As a new financial year picks up steam, and with Nintendo no doubt co-ordinating efforts ahead of a major Wii U marketing push in the coming months, we're likely to see a variety of initiatives to assist the home console. One that's being reported by the media in Japan is that Nintendo's providing developers with tools that'll allow quick, easy conversions of smartphone titles to the system.
In one sense this isn't surprising, as there have been repeated noises from Nintendo about not only supporting smaller developers, but providing the infrastructure and pricing freedom for a variety of projects. Satoru Iwata has spoken about new offerings in free-to-play and subscription models being on the agenda, while there's been a lot of positive noise about Unity engine and Web Framework support, all with the intention of welcoming any and all developers interested in working on the system. We've also seen one former smartphone game on the Wii U eShop, with Neko Entertainment doing a rather good job of sprucing up and enhancing Kung Fu Rabbit.
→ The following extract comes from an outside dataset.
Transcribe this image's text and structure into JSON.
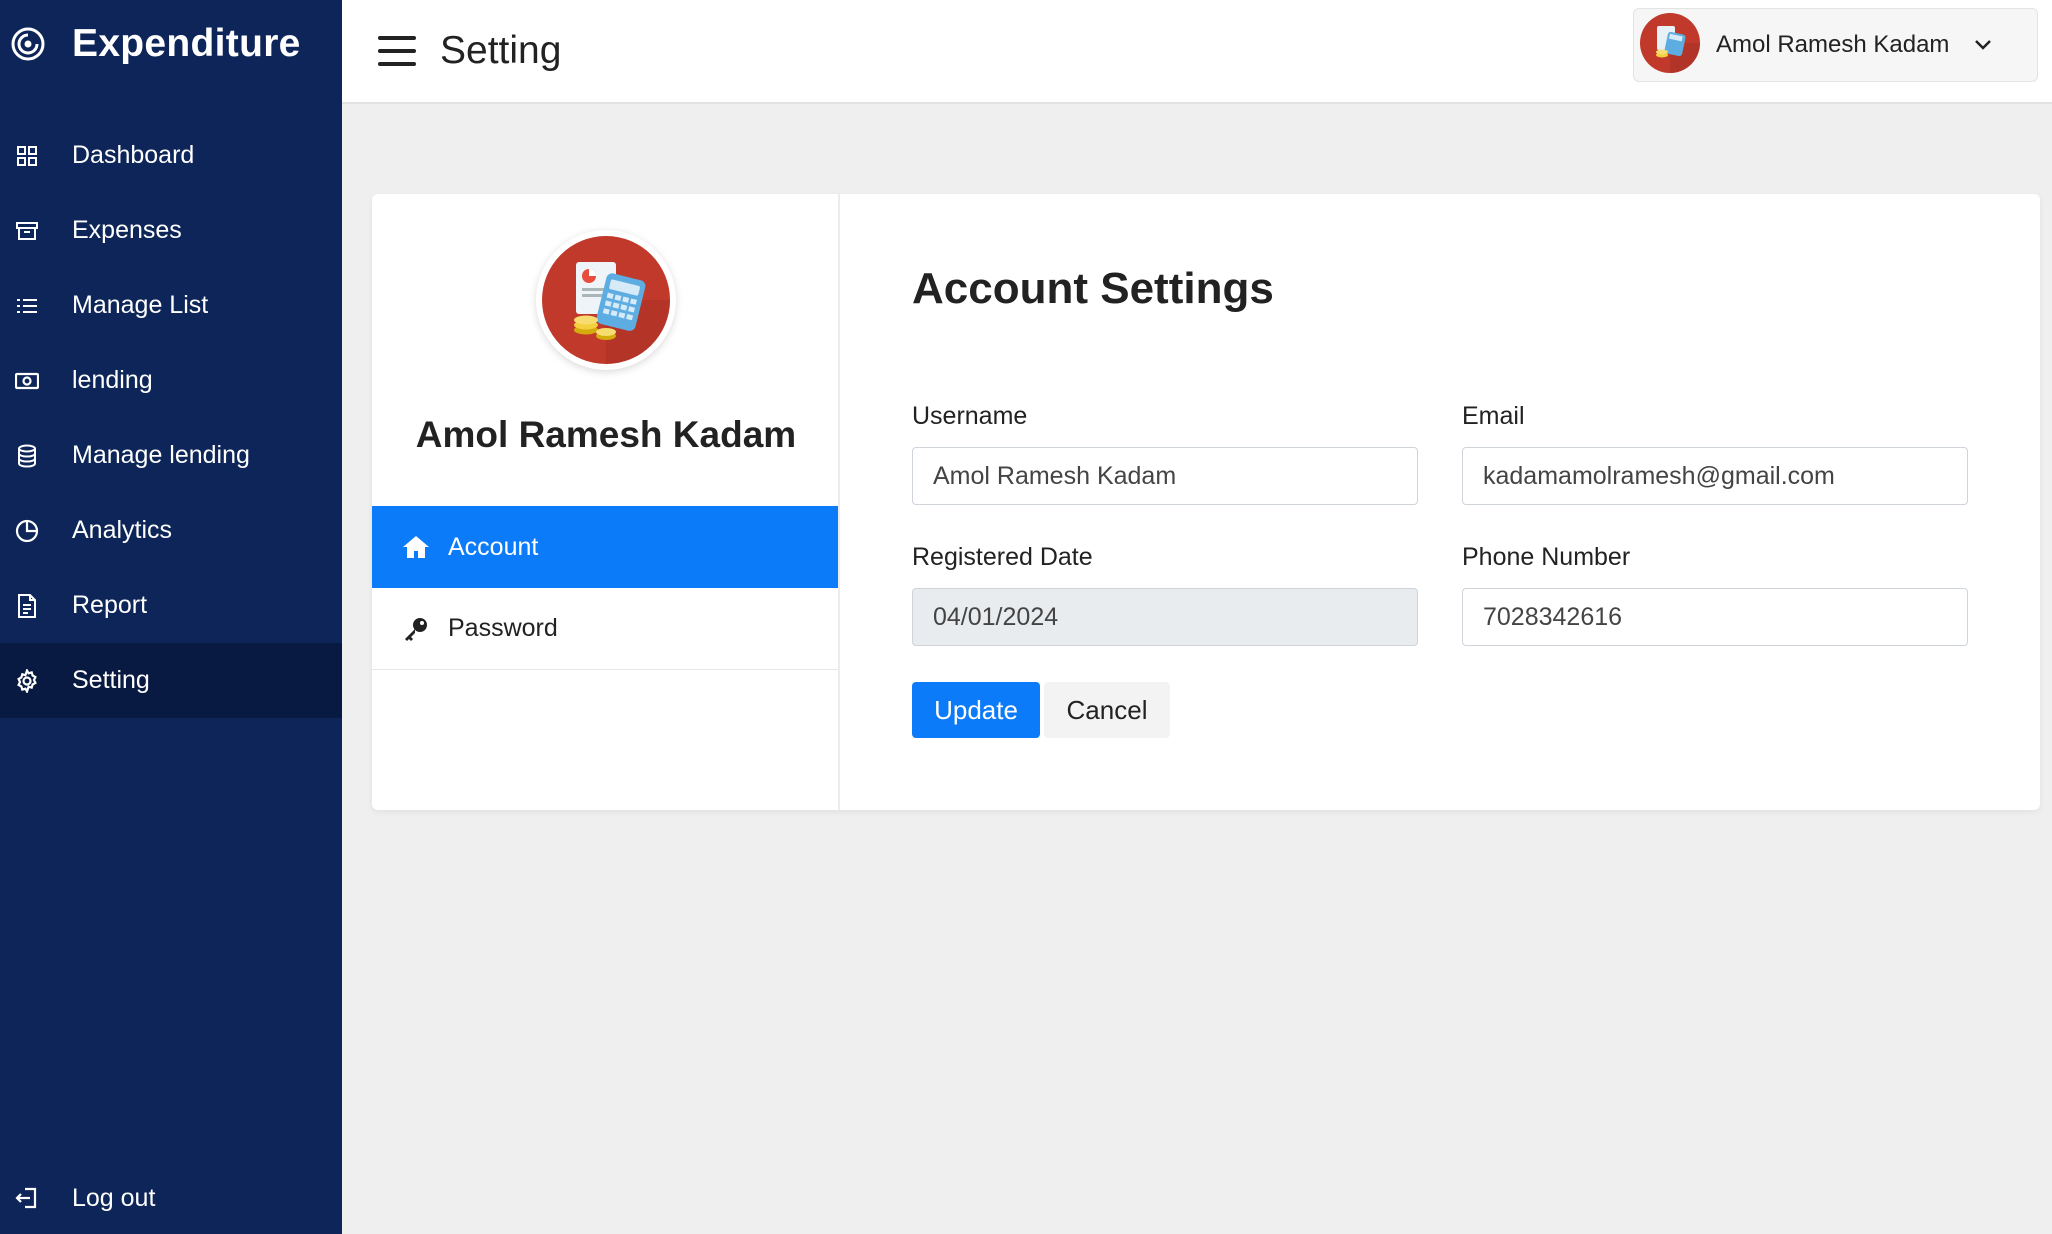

These fresh comments, attributed to "company sources" by The Japan Times, refer to "professional-use conversion software" for moving smartphone games onto Wii U, potentially taking down development barriers of catering a game engine for the system's infrastructure. If a number of smartphone developers did take this on it could lead to a greater momentum for the eShop, and potentially bring quickly ported games more naturally suited to the GamePad and its touch screen, rather than the TV. That latter part is speculation, but we wouldn't rule out Nintendo looking to utilise the controller as a more stand-alone device in the home, to diversify content and help attract gamers more familiar with phones and tablets.
It may be that this new tool, if it's as reported, could simply speed up development of some kinds of games that would find their way to the eShop naturally. If smartphone developers do get attracted to quick and easy ports to another platform, however, it could see a shift in the eShop's dynamic.